Le fait que B C ait été reconnu par la MSA invalide 2e catégorie avec l’attribution d’une pension provisoire à compter du 1er novembre 2007, s’agissant d’une inaptitude totale à l’exercice de la profession agricole, est sans incidence sur l’appréciation par le juge de l’application à l’assuré des conditions contractuelles de l’assurance.
Il n’y a pas lieu, par le recours à une expertise basée sur ces mêmes pièces, de suppléer la carence d’une partie dans l’administration des preuves fondant ses demandes.
Les sommes portées en condamnation ne font pas l’objet de contestation tant en principal qu’en intérêts.
Les délais de paiement accordés par le premier juge en considération de la situation économique et familiale du débiteur doivent être confirmés.
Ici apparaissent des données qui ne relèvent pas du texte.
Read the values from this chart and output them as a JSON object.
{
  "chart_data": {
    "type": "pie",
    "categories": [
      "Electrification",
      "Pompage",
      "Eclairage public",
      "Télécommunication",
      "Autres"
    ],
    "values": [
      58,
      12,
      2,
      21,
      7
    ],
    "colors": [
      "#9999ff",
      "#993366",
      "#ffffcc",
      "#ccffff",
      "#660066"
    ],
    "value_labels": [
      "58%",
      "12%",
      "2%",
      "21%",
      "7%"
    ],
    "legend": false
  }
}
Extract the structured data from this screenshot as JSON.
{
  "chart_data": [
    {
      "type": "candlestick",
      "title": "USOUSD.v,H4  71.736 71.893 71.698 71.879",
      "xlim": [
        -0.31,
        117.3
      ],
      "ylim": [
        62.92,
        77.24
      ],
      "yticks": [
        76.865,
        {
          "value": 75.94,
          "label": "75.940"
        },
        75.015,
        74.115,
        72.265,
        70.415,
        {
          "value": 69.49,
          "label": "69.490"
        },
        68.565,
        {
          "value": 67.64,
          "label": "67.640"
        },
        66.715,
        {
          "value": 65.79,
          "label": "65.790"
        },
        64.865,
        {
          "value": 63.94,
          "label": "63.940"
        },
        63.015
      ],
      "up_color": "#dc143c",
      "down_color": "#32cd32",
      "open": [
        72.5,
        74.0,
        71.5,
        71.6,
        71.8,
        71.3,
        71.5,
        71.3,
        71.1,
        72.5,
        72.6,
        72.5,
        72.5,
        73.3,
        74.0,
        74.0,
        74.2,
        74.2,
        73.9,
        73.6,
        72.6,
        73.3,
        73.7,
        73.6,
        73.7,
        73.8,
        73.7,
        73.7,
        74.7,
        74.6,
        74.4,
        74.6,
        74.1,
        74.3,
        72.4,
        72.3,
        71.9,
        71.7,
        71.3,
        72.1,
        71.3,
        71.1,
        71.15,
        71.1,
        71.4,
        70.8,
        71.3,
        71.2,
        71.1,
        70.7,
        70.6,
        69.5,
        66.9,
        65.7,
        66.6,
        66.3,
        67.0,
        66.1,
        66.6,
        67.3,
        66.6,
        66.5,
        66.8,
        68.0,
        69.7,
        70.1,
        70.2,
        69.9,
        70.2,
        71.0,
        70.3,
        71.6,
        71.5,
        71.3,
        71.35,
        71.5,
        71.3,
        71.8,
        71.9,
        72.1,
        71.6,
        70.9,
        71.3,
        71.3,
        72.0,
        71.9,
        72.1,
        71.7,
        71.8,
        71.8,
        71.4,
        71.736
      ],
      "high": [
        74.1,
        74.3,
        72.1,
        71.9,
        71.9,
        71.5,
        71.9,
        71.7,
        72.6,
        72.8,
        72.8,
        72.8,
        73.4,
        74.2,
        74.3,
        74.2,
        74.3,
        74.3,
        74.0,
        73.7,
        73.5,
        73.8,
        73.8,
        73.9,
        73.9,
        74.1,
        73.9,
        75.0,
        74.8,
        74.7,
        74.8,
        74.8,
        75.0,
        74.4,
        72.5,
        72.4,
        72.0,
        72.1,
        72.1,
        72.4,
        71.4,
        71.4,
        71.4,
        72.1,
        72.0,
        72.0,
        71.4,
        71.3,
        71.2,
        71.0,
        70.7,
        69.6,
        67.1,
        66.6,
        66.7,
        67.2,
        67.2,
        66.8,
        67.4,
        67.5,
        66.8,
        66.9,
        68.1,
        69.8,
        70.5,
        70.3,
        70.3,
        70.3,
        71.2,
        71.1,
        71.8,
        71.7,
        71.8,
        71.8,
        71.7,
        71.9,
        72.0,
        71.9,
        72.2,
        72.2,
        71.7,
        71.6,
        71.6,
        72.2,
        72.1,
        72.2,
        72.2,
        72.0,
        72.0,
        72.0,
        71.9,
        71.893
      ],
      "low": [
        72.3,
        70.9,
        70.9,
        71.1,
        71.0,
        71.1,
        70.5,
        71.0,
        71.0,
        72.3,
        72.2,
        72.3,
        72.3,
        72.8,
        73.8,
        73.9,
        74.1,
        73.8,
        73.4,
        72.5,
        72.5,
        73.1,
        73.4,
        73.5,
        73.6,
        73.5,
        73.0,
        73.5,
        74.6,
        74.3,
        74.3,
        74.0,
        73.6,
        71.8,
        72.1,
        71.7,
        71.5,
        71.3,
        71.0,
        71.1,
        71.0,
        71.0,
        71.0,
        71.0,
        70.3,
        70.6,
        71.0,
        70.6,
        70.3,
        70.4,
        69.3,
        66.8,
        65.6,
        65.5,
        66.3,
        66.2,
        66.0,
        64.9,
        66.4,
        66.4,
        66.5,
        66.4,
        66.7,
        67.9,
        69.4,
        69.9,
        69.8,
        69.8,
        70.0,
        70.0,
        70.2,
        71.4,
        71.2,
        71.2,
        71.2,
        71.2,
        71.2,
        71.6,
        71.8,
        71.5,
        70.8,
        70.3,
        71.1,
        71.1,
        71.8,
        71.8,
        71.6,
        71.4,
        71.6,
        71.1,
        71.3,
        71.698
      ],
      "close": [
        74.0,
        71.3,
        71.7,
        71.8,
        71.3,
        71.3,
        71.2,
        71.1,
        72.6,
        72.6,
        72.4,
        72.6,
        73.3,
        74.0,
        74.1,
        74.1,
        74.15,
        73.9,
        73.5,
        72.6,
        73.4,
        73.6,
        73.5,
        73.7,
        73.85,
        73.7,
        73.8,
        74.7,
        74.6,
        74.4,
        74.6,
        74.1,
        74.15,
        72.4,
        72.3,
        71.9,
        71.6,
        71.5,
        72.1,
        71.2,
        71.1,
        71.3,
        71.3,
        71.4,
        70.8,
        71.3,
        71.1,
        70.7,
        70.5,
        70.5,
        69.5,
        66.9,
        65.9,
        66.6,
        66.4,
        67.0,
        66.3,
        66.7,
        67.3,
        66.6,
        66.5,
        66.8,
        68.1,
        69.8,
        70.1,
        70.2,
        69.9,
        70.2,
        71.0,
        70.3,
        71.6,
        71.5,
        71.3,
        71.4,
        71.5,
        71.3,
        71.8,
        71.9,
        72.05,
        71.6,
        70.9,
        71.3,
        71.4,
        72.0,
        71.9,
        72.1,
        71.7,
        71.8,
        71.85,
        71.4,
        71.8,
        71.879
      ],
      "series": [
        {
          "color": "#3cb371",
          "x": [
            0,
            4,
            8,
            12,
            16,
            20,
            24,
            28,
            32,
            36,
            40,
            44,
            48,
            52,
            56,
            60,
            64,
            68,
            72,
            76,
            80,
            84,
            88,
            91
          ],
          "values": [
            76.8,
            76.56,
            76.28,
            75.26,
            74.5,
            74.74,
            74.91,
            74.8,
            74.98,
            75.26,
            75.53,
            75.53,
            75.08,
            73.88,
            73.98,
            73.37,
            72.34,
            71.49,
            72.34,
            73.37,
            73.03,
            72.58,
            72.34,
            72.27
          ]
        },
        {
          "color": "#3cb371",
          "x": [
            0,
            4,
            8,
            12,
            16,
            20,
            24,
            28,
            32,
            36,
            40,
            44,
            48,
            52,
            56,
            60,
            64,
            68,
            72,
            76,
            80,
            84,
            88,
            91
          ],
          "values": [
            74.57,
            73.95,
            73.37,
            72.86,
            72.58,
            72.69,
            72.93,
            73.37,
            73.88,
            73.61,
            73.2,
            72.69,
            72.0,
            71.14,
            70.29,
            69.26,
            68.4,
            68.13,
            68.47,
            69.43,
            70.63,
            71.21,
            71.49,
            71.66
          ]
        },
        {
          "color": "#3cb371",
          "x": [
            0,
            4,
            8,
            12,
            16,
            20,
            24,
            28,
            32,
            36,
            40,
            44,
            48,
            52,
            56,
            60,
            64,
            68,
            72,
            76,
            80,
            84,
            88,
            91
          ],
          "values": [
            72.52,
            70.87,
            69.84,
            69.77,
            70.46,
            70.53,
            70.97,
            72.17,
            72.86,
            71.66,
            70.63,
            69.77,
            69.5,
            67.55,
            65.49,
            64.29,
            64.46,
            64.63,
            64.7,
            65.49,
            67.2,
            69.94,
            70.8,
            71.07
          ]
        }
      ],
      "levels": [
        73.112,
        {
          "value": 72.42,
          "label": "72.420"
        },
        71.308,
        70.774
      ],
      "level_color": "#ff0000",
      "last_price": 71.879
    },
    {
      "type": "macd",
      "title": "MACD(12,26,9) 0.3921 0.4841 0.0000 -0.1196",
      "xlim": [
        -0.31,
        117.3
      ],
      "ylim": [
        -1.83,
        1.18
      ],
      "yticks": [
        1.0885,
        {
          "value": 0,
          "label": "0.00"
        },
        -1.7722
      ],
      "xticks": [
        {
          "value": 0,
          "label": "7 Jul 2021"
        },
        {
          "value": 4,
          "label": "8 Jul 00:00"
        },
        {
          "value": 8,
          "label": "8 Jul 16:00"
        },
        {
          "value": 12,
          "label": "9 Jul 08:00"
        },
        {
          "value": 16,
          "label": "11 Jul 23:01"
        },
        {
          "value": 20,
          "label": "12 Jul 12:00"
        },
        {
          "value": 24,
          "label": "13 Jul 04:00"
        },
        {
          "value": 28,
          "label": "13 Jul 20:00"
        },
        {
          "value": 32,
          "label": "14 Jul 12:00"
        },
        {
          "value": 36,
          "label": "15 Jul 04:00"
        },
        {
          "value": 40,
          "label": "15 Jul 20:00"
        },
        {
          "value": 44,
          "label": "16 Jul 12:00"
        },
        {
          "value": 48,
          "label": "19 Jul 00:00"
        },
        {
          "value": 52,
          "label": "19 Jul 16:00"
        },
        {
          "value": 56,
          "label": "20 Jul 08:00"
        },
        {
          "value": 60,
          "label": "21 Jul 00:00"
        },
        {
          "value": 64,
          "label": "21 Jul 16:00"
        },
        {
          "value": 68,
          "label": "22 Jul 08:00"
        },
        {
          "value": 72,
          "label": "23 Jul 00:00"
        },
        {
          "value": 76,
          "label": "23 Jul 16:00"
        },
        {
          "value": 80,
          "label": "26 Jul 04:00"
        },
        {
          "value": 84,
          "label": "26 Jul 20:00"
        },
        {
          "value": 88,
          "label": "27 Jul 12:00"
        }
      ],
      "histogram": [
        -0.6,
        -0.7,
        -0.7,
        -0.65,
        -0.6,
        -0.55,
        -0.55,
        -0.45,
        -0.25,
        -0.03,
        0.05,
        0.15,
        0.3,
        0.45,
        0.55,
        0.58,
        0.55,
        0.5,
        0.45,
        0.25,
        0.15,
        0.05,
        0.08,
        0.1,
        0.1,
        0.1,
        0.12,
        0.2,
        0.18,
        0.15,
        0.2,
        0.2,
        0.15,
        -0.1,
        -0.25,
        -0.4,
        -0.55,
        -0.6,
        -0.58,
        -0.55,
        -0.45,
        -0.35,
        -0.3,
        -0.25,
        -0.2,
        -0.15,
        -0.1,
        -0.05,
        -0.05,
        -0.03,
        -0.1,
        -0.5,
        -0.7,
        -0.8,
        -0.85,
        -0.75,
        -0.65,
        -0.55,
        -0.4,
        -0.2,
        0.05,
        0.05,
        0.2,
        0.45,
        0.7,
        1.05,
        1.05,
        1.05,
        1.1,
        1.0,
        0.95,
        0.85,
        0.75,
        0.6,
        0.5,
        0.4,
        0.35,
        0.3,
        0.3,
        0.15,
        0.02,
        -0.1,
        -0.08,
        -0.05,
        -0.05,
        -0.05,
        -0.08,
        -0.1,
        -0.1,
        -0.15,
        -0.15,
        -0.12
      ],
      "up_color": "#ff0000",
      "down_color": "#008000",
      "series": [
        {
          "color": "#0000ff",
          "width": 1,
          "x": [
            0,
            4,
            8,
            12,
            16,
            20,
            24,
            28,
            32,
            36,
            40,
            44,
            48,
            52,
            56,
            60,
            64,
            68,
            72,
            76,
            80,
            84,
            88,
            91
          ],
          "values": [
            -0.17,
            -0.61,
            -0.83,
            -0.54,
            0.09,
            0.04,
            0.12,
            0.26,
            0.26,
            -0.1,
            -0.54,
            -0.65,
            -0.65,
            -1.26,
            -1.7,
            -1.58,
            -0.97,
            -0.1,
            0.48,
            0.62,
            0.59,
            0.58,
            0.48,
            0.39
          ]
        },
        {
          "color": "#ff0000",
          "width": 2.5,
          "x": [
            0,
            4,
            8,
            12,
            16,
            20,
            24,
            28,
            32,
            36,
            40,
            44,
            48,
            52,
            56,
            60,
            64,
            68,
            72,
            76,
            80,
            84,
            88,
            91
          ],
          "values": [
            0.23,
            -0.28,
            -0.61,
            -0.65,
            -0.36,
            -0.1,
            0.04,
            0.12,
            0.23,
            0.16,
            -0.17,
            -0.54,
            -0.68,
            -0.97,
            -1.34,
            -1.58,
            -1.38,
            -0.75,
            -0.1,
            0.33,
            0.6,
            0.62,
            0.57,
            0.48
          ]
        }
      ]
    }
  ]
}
Le jugement déféré sera en conséquence confirmé.
Il sera fait droit à hauteur de 850€ pour chacune aux demandes sur le fondement de l’article 700 du Code de procédure civile des intimées.
PAR CES MOTIFS
La cour, statuant publiquement et contradictoirement,
' CONSTATE le désistement d’appel de B C à l’encontre de la SA PREDICA et le déclare parfait;
' CONFIRME le jugement;
' DEBOUTE les parties de leurs demandes plus amples;
' CONDAMNE B C à payer à la CAISSE REGIONALE DE CREDIT AGRICOLE MUTUEL TOULOUSE 31 et à la CNP ASSURANCES la somme de 850€ sur le fondement de l’article 700 du code de procédure civile;
' CONDAMNE B C aux dépens d’appel dont distraction en application de l’article 699 du code de procédure civile.